Tub 3This great little tub has a battery operated water pump that swirls the water in a perfect whirlpool action. The little water jet outlet is perfect to hold your slides right up to for a good rinse out. The first time I cleaned my horn in this I just sat it down in the swirling water and was surprised at the slime that started floating out of my horn with virtually no scrubbing with any cleaning rods or wires. I let it sit in the whirlpool for a bit then finished up with my normal cleaning routine. The pump also has a reservoir for water and a little shower sprayer for rinsing so you don’t have to stay at the sink with the tub if that isn’t convenient. It runs on batteries and the whirlpool unit can also be set down into a regular tub if you prefer to get down on the floor. I love that I don’t have to lay down towels to protect from dings on a hard tub or sink because it is a hard plastic material that won’t damage your horn. You can find this tub online or on eBay but I have seen quite a few at the Goodwill and even at garage sales if you are cost conscious. I paid $8.00 for mine and it is worth much, much more. Whatever method you choose to clean your “baby” just don’t neglect this important chore and make it part of your regular routine”

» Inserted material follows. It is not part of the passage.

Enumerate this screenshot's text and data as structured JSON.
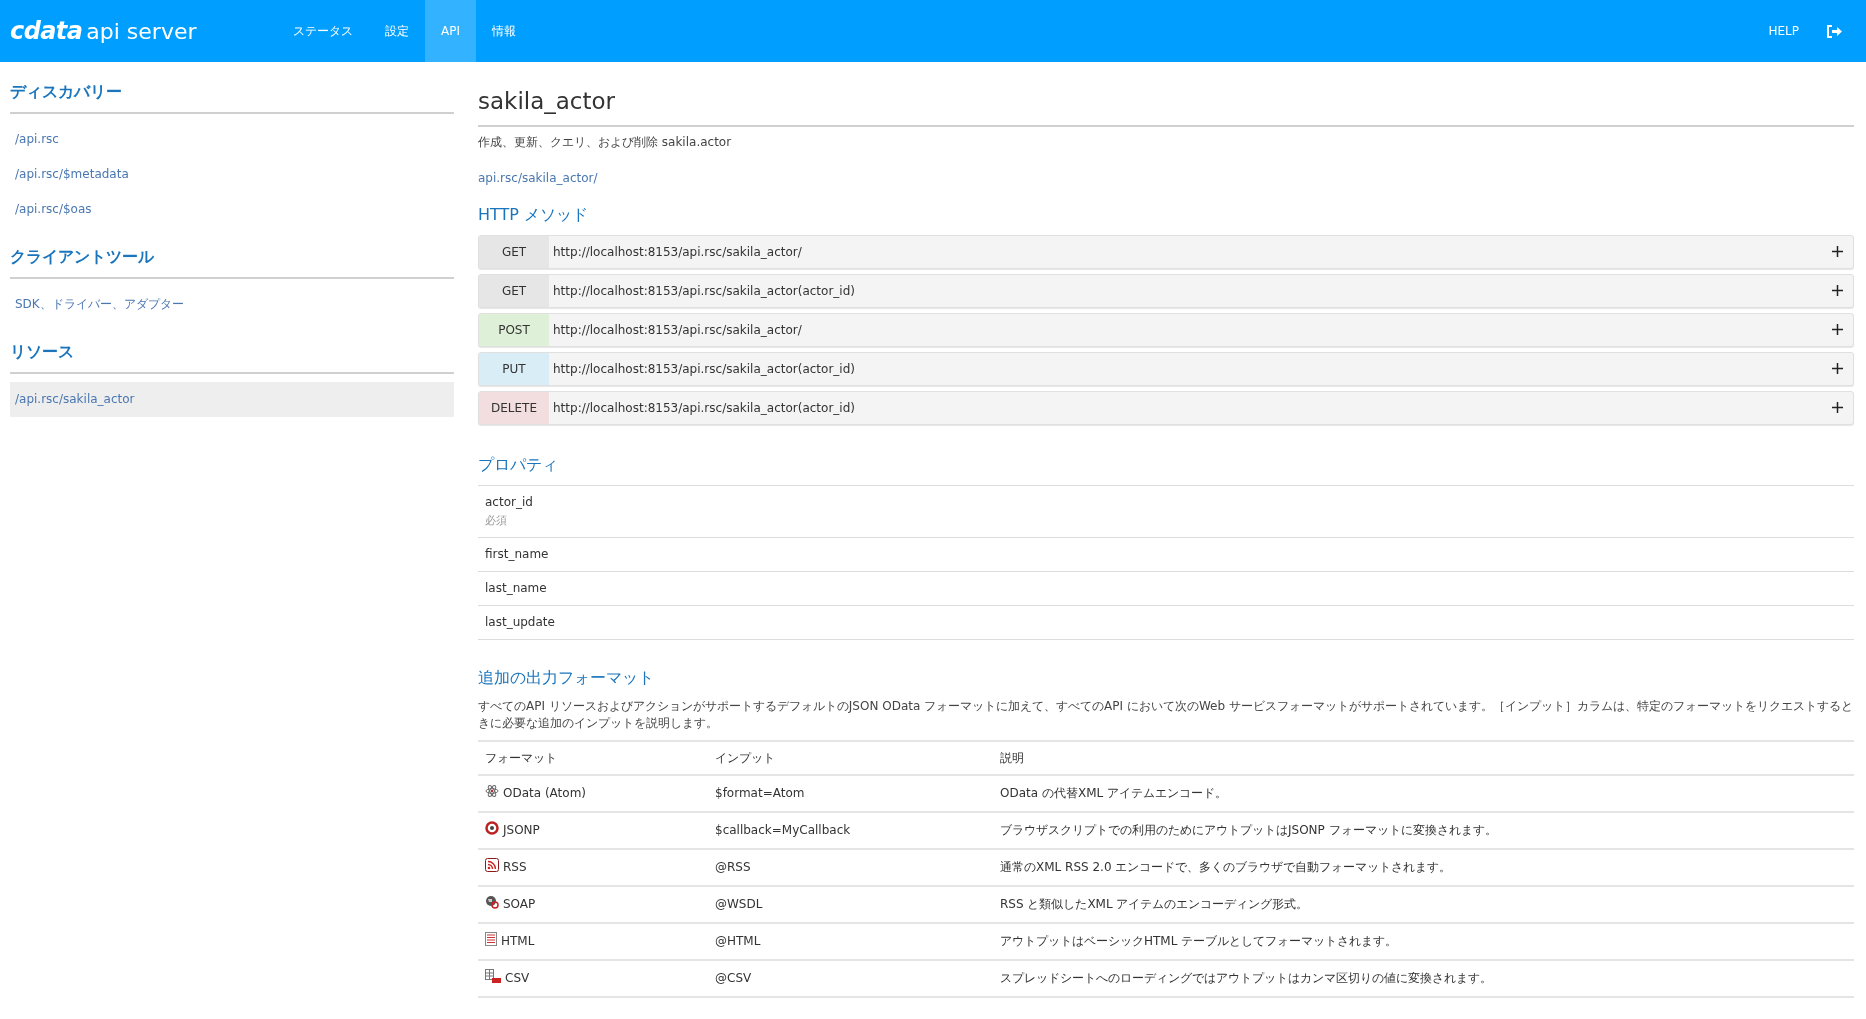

Bruce was a member of the faculty at the University of Northern Iowa, School of Music in Cedar Falls from 1969 until his retirement in 1999. He has performed with many well-known entertainers such as Bob Hope, Jim Nabors, Roy Rogers and Dale Evans, Steve Lawrence and Eydie Gorme, Anita Bryant, Carman Cavalara, Victor Borgie, the Four Freshman, Blackstone the Magician, Bobby Vinton and John Davidson.

4 thoughts on “Now Here Is A Great Idea!

  1. Paul Zito

    What type mouthpiece would you recommend for a 78 year old guy whose air power and chops “ain’t” what they used to be.

    • Bruce Chidester

      I’m hurt!

      Due to the fact that I am 73, I consider your comment to be insulting!

      But…… I do understand your question and concern.

      From my own experience, I have two thoughts on this matter.

      1. Switch to a cornet.
      90% of all the recordings I make for our “sister” site http://www.trumpetensemblemusic.com/ are recorded with my Bach ML (medium large) cornet. I find this horn to be very forgiving when it comes to the “bloody” stuff (difficult music). It seems that putting more resistance at the end (the instrument rather than the mouthpiece) is a better way to make life easier for us aging hackers (experienced trumpet enthusiasts).

      2. There is no #2.

  2. Gordon

    I have to agree. At 47 and with some dental challenges which mean I have had periods of not being able to do daily practice I find the cornet much more forgiving.

    • Bruce Chidester

      Thank you for your comments and the very best to you and yours from the Branson trumpet Ensemble.